More importantly, juries are viewed as unsympathetic in general to people accused in large fraud cases. The monies involved, the lifestyles enjoyed and the capitalistic attitudes of the accused are rightly perceived as alien and unappealing to the average juror. (One of Black’s potential jurors was dismissed after he said anyone who makes in a year what he makes in a lifetime must be a criminal.) Judges, especially those assigned to such cases in Canada, are usually experienced in commercial matters, accustomed to hearing of large monetary transactions, but are no less likely to have reasonable doubts about the wrongfulness of what the accused did than the average jury.
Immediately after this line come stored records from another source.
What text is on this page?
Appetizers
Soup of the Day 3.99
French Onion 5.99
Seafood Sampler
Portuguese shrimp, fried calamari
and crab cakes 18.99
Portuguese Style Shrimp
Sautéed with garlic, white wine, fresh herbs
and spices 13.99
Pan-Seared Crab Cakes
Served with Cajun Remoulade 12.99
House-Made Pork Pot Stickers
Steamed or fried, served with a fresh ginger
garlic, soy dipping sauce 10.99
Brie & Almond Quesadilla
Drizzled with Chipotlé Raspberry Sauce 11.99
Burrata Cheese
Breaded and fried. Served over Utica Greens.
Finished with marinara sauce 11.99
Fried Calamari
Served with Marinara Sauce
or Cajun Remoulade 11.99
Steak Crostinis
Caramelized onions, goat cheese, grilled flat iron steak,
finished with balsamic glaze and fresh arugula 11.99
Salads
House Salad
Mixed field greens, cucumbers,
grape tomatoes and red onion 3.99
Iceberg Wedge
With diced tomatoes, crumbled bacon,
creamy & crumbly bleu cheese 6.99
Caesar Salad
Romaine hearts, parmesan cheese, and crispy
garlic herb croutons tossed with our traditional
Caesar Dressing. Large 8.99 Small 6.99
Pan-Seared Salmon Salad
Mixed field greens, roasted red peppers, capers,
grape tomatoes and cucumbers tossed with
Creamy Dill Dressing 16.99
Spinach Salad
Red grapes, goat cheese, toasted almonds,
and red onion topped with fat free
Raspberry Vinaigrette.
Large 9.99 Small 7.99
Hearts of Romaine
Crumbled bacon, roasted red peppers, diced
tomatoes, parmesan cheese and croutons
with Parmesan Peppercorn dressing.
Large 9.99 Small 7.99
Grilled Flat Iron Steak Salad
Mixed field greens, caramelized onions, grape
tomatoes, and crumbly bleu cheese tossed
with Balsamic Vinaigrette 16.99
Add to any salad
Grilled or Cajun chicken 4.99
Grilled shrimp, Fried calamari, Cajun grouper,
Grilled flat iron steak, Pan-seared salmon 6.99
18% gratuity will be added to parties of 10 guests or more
Finally, the prevailing wisdom is that not testifying hurts an accused more with a jury than with a judge. A judge understands the accused’s absolute right not to testify, and appropriately disregards that fact in assessing the prosecution’s case. No matter how often jurors are reminded that an accused need not testify and that the burden of proof is on the prosecution, they tend to equate silence with guilt. That is why an accused is more likely to testify in a jury trial—often to his disadvantage.
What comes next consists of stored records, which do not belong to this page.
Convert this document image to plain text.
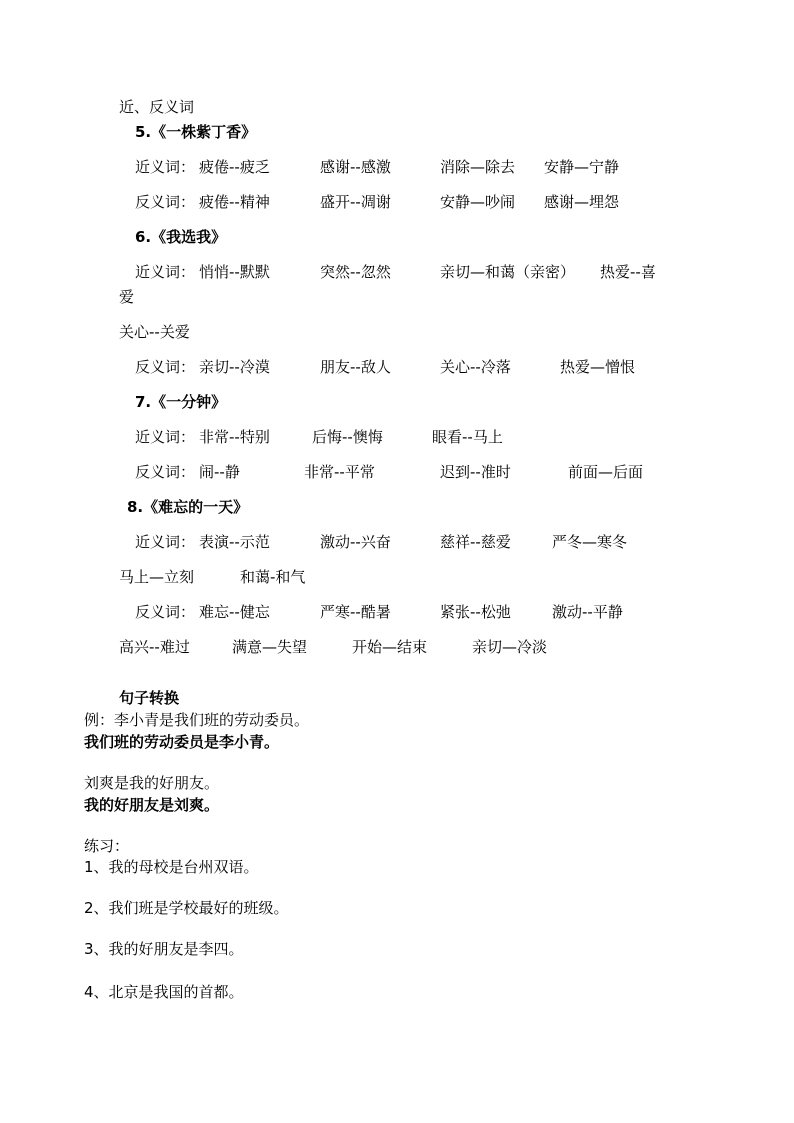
近、反义词
5.《一株紫丁香》
近义词： 疲倦--疲乏	感谢--感激	消除—除去 安静—宁静
反义词： 疲倦--精神	盛开--凋谢	安静—吵闹 感谢—埋怨
6.《我选我》
近义词： 悄悄--默默	突然--忽然	亲切—和蔼（亲密） 热爱--喜
爱
关心--关爱
反义词： 亲切--冷漠	朋友--敌人	关心--冷落	热爱—憎恨
7.《一分钟》
近义词： 非常--特别	后悔--懊悔	眼看--马上
反义词： 闹--静	非常--平常	迟到--准时	前面—后面
8.《难忘的一天》
近义词： 表演--示范	激动--兴奋	慈祥--慈爱	严冬—寒冬
马上—立刻	和蔼-和气
反义词： 难忘--健忘	严寒--酷暑	紧张--松弛	激动--平静
高兴--难过	满意—失望	开始—结束	亲切—冷淡
句子转换
例：李小青是我们班的劳动委员。
我们班的劳动委员是李小青。
刘爽是我的好朋友。
我的好朋友是刘爽。
练习：
1、我的母校是台州双语。
2、我们班是学校最好的班级。
3、我的好朋友是李四。
4、北京是我国的首都。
In Canada, an accused has considerable leeway to unilaterally dispense with a jury and stand trial by judge alone. Given his apparent disdain for the little people, it seems likely Black would have preferred a non-jury trial. In the American federal system, such a waiver requires the consent of the prosecution, and is relatively rare. It will be interesting during the post-trial analysis, whatever the verdicts may be, to find out whether or not Black or his co-accused did try to waive the jury in their case.
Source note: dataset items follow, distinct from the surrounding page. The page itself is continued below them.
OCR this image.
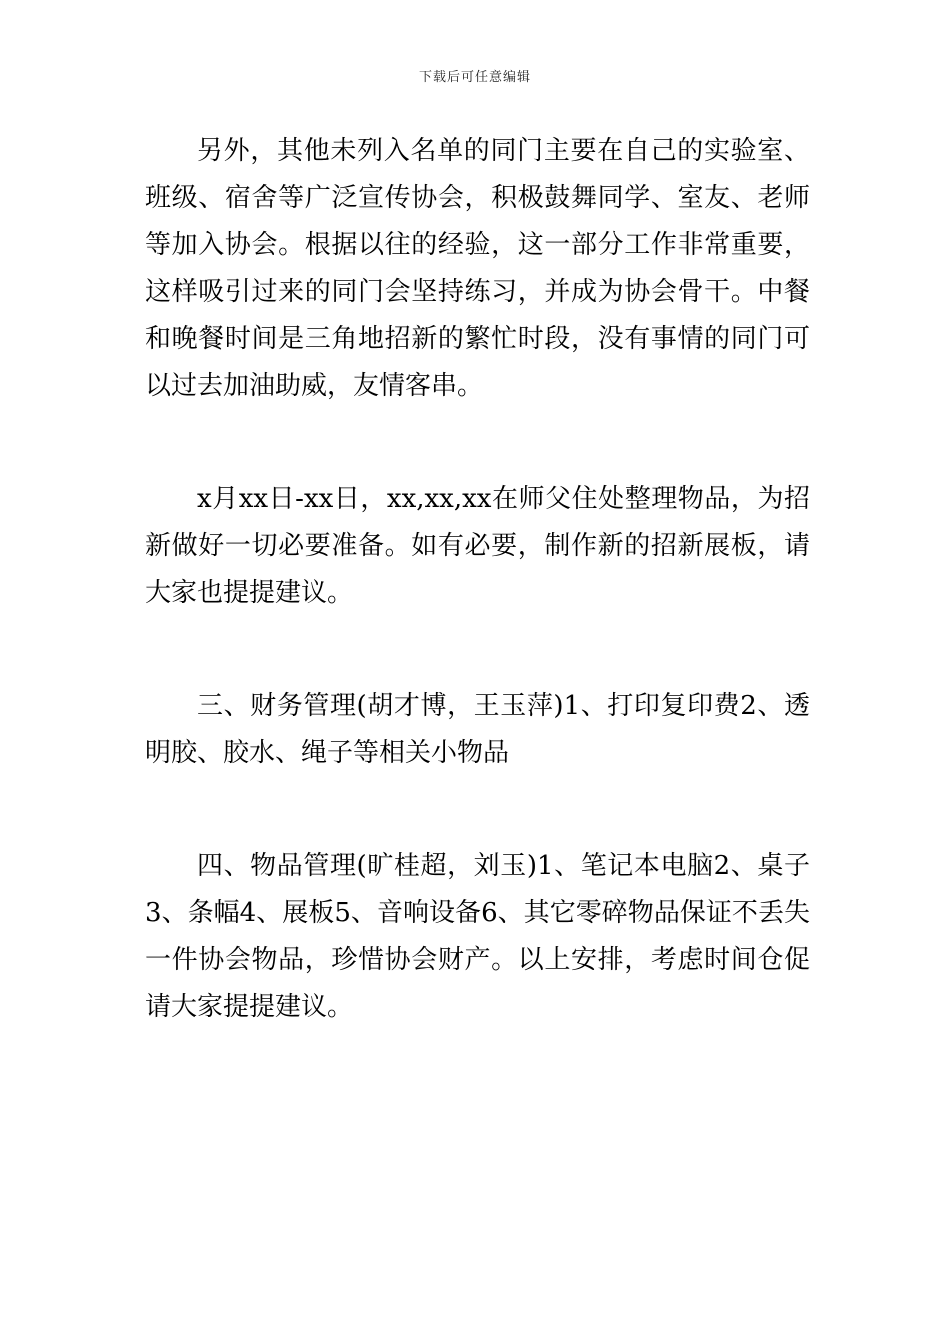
下载后可任意编辑

另外，其他未列入名单的同门主要在自己的实验室、班级、宿舍等广泛宣传协会，积极鼓舞同学、室友、老师等加入协会。根据以往的经验，这一部分工作非常重要，这样吸引过来的同门会坚持练习，并成为协会骨干。中餐和晚餐时间是三角地招新的繁忙时段，没有事情的同门可以过去加油助威，友情客串。

x月xx日-xx日，xx,xx,xx在师父住处整理物品，为招新做好一切必要准备。如有必要，制作新的招新展板，请大家也提提建议。

三、财务管理(胡才博，王玉萍)1、打印复印费2、透明胶、胶水、绳子等相关小物品

四、物品管理(旷桂超，刘玉)1、笔记本电脑2、桌子3、条幅4、展板5、音响设备6、其它零碎物品保证不丢失一件协会物品，珍惜协会财产。以上安排，考虑时间仓促请大家提提建议。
It may be that the ultimate result is grounded not in logic or legal principles or an understanding of corporate business practices. It may reflect that mysterious element we call human nature, which is found in abundance in every jury room. Research announced last week from a British university provides an example. “When it comes to crime, it pays to be good looking” was the headline. The study asked jurors to pass judgment on a fake mugging case. Half of the 96 participants were given a picture of an attractive suspect; the others received one of a supposedly ugly defendant. The case report was the same in both instances. The volunteer “jurors” were then asked to decide whether the suspect was innocent or guilty. Analysis of the results revealed that attractive suspects were more likely to be acquitted, despite there being no extra evidence in their favour. This “halo effect” is well known and applies to a variety of contexts, including white-collar cases. The Conrad Black jury panel consists of 14 women and four men, and after the alternates are dropped, Black and his co-accused could be judged by an all-woman jury who may—if he’s lucky—find him attractive.